Ой, мля, какое ж все-таки счастье, что у половины наших в руках не «семьдесят четвертые», а бесшумные 9А-91! Если б «калаши» были у всех, так мы, наверное, на целую неделю бы оглохли. А так — дня на четыре, не больше. Несмотря на плотно сидящую на голове «Маску», выстрелы бьют по барабанным перепонкам со страшной силой. Каково сейчас «прапору» Вове и его подчиненным, у которых вообще шлемов нет, даже думать не хочется.
Нет, все-таки сосредоточенный огонь — страшная штука. В девять стволов мы буквально выметаем покойников с небольшой площадки между стеллажом и баррикадой. Гена оказывается парнем сообразительным и без всякой команды, но удивительно вовремя кулем валится с верхней полки на пол. Фу, приземлился на ноги! Немного шатаясь и оскальзываясь, он довольно шустрым рывком пробегает по груде тел к выходу из цеха.

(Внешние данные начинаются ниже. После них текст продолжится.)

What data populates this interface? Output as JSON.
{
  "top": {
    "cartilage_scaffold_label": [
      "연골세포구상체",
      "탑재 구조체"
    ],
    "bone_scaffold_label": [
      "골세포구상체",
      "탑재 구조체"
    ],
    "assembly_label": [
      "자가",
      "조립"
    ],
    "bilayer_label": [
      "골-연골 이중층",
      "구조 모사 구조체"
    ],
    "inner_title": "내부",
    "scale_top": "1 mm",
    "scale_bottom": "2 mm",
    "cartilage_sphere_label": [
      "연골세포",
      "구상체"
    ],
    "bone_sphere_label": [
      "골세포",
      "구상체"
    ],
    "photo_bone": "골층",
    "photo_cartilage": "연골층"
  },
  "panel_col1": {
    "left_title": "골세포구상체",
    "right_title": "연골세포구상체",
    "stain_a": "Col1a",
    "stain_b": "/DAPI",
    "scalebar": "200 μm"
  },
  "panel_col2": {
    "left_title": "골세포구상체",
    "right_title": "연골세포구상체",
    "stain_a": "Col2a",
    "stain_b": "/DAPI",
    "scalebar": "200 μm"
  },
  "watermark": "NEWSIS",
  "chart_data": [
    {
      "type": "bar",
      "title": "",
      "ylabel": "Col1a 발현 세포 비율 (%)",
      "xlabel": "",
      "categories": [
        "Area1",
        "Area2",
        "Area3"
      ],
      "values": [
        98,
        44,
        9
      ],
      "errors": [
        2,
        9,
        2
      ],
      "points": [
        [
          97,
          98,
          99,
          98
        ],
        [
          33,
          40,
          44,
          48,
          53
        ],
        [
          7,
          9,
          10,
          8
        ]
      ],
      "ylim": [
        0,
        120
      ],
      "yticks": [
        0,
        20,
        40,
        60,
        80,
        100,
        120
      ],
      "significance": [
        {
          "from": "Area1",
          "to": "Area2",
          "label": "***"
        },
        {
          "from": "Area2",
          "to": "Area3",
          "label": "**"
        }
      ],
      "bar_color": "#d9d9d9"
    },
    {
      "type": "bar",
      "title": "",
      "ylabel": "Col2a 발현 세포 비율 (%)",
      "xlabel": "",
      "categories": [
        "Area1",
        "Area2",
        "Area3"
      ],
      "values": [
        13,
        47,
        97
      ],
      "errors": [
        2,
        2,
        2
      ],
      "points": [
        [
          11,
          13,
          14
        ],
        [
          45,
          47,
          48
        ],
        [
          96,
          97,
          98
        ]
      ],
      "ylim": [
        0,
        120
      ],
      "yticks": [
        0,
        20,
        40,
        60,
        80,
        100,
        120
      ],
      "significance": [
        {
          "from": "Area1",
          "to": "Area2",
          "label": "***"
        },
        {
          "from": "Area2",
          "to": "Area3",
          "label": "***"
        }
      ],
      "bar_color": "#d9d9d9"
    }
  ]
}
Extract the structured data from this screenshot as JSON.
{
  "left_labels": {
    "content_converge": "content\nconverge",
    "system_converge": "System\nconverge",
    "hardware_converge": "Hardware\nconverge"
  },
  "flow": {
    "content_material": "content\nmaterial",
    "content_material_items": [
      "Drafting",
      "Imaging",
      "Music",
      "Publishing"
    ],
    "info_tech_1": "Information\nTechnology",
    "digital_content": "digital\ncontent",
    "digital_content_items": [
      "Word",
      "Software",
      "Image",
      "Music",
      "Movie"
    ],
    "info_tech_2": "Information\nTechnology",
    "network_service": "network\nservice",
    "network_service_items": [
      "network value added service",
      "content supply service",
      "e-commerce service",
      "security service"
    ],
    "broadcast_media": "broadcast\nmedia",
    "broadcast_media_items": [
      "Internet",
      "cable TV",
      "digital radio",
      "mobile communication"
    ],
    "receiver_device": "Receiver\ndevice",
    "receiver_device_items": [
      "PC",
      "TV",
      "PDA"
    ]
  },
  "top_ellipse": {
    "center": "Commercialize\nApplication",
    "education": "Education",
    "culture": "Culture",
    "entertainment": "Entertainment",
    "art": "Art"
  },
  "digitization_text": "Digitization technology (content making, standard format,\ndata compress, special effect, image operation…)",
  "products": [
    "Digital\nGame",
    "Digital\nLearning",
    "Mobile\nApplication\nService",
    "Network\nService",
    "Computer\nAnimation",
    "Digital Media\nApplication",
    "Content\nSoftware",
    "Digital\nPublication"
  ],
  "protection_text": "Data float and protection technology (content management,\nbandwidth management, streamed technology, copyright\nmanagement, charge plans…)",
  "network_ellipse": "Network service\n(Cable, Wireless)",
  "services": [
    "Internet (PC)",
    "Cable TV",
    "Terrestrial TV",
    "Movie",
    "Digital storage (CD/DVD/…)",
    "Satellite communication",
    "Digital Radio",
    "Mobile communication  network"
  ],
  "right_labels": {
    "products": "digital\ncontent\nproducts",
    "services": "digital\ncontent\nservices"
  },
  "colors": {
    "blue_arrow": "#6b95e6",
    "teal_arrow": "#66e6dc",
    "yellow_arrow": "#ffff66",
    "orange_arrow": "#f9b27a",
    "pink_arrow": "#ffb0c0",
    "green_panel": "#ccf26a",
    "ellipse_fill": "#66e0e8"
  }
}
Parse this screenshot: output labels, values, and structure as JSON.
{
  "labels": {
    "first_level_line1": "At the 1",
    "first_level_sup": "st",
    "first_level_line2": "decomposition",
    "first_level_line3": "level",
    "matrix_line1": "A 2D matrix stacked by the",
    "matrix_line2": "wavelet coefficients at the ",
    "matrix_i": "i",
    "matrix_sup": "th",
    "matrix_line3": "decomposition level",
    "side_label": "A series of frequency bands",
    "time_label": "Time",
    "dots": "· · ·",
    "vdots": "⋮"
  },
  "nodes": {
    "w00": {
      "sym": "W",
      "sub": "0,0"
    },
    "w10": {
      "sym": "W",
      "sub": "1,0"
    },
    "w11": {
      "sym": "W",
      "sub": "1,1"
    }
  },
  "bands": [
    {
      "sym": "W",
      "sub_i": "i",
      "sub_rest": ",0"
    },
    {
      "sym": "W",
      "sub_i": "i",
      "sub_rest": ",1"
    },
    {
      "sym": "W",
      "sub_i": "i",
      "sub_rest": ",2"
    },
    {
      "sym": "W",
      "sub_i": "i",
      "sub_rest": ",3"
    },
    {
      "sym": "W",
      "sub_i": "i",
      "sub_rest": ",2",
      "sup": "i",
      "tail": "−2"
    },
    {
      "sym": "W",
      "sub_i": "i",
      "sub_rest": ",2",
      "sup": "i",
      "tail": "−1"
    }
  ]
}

— Давай!!! — орет во всю глотку Тисов.
Тимур буквально отшвыривает от завала ящики, ГНРовцы сдвигают стол и Гена, вбежав за завал, просто оседает у них на руках. Похоже, пацан все оставшиеся силы вложил в самую важную в своей жизни пробежку. Парни, подхватив товарища, пулей рванули в сторону выхода. Я кивнул Бутову и Солохе и мы втроем спрыгнули со столов и встали перед дырой в баррикаде, меняя магазины.
— Антон, зеленый!!!
— Понял, все на выход!
Стрельба тут же прекратилась и все дружно ломанулись вон из цеха. Что там Вова сказал: «Не быстрые»? Что-то не похоже! Первые трое упырей, с измазанными кровью мордами (язык не поворачивается назвать это лицами), были вполне себе шустрыми. Нет, помедленнее людей, конечно, но не намного. Однако пуля все равно быстрее и все трое мешками рушатся на пол, даже не успев отойти от завала. А вот четвертый, жирный и неповоротливый, здорово объеденный с обоих боков, с синюшной, оплывшей, но чистой рожей, оказался действительно тормозом, мало того, что сам в проходе застрял, так еще и остальным дорогу перекрыл.